The war between the two groups is as well known as that between bikers and cars, and unlike the first battle there is no consensus, but rather opinion varies on a large scale. In March an article appeared in the New York Times by Robert Sullivan, in which he urged bikers to be more courteous and careful and to abide by the laws that apply to them as moving vehicles, especially with regard to their behavior towards pedestrians.

Many bicyclists see the point he is making and agree to some extent, but can’t absolve pedestrians entirely from their own responsibilities to follow rules and look when crossing the street.

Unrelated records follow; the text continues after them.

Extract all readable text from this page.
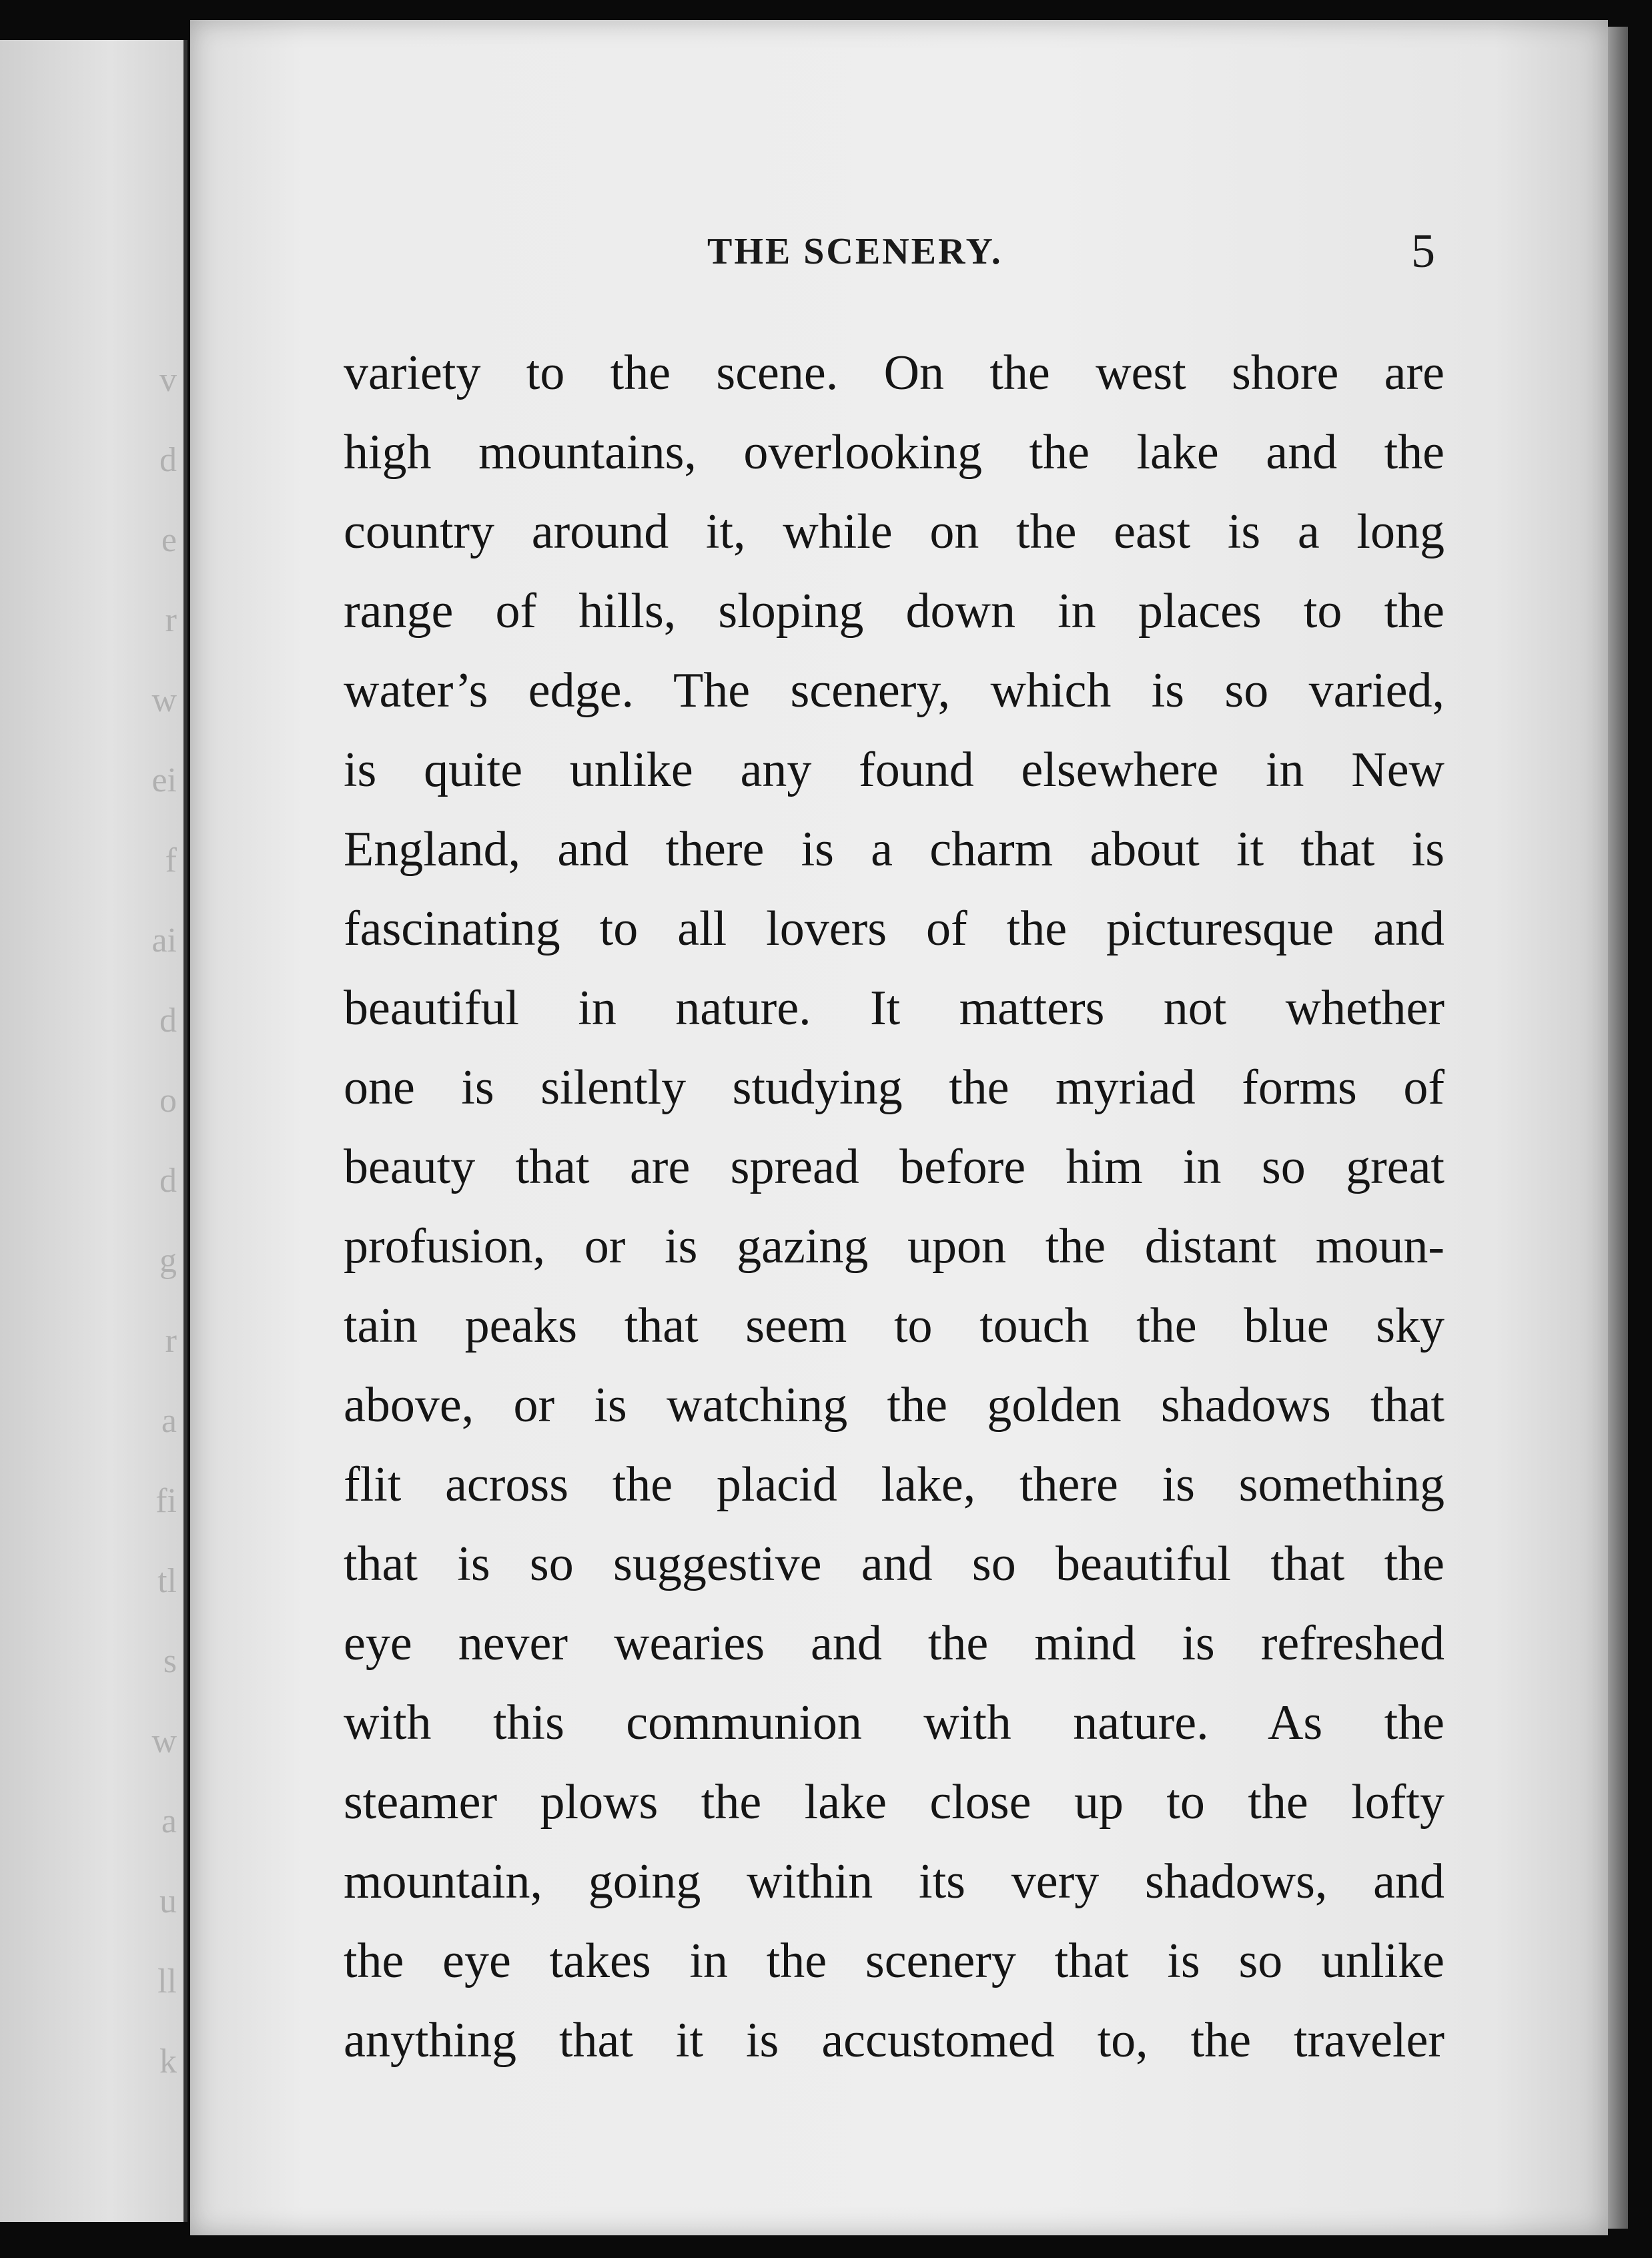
v
d
e
r
w
ei
f
ai
d
o
d
g
r
a
fi
tl
s
w
a
u
ll
k
THE SCENERY.	5
variety to the scene. On the west shore are
high mountains, overlooking the lake and the
country around it, while on the east is a long
range of hills, sloping down in places to the
water’s edge. The scenery, which is so varied,
is quite unlike any found elsewhere in New
England, and there is a charm about it that is
fascinating to all lovers of the picturesque and
beautiful in nature. It matters not whether
one is silently studying the myriad forms of
beauty that are spread before him in so great
profusion, or is gazing upon the distant moun-
tain peaks that seem to touch the blue sky
above, or is watching the golden shadows that
flit across the placid lake, there is something
that is so suggestive and so beautiful that the
eye never wearies and the mind is refreshed
with this communion with nature. As the
steamer plows the lake close up to the lofty
mountain, going within its very shadows, and
the eye takes in the scenery that is so unlike
anything that it is accustomed to, the traveler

“Pedestrians should know better. If people aren’t going to look [when crossing the street against a light], I hate to say it, it sounds cruel, but they kind of deserve what they get. It seems a little harsh, but you have to take responsibility for your own actions,” said Eric Berkau, a bicycle commuter.

Many bikers find it difficult to stand being relegated to the end of the line on both sides, by cars and pedestrians.

Susan Lindell, a bike mechanic and cyclist, has had more than one run-in with a pedestrian who wasn’t looking out for her to be biking in the street. “It’s just about common sense, people should be more aware of where they’re going and the fact that bikers are out there,” said Lindell.

On the other hand, TA has come up with a system that they claim makes the most sense and provides a rubric for road relations. TA ranks modes of transportation in order based on factors such as how much space they take up, how polluting they are and how much they are involved in the function of the city.

In their book, pedestrians rank the highest, followed by bikes and other types of non-motorized transportation, with cars and other motorized vehicles at the bottom. Bikes must always yield to pedestrians; cars must always yield to bikes and pedestrians.

“Pedestrians are at the top of the food chain. They take up the least amount of space, it’s non-polluting, and pedestrian traffic is a big part of the city’s economy, as shopping and tourism are pedestrian based,” Norvell said.

TA actually does most of its advocacy work for pedestrians, and argues for the ranking system on the basis that in the end it’s good for bicyclists because it promotes a positive attitude towards biking on the part of pedestrians. Essentially, if people aren’t afraid of bikers they will be more likely to support biking in their neighborhoods.

One thing that can’t be denied is that biking is now an integral part of city life, even as perspectives on it as such remain varied. “We’re engaged in ways of coming up with solutions that work,” said Norvell.

“Fortunately we’re at a time in the city where New York’s innovating, they’re troubleshooting problems that nobody’s had to deal with before, to come up with a more elegant blend of all the different uses that are put on our streets. No other city in the world has streets like New York.”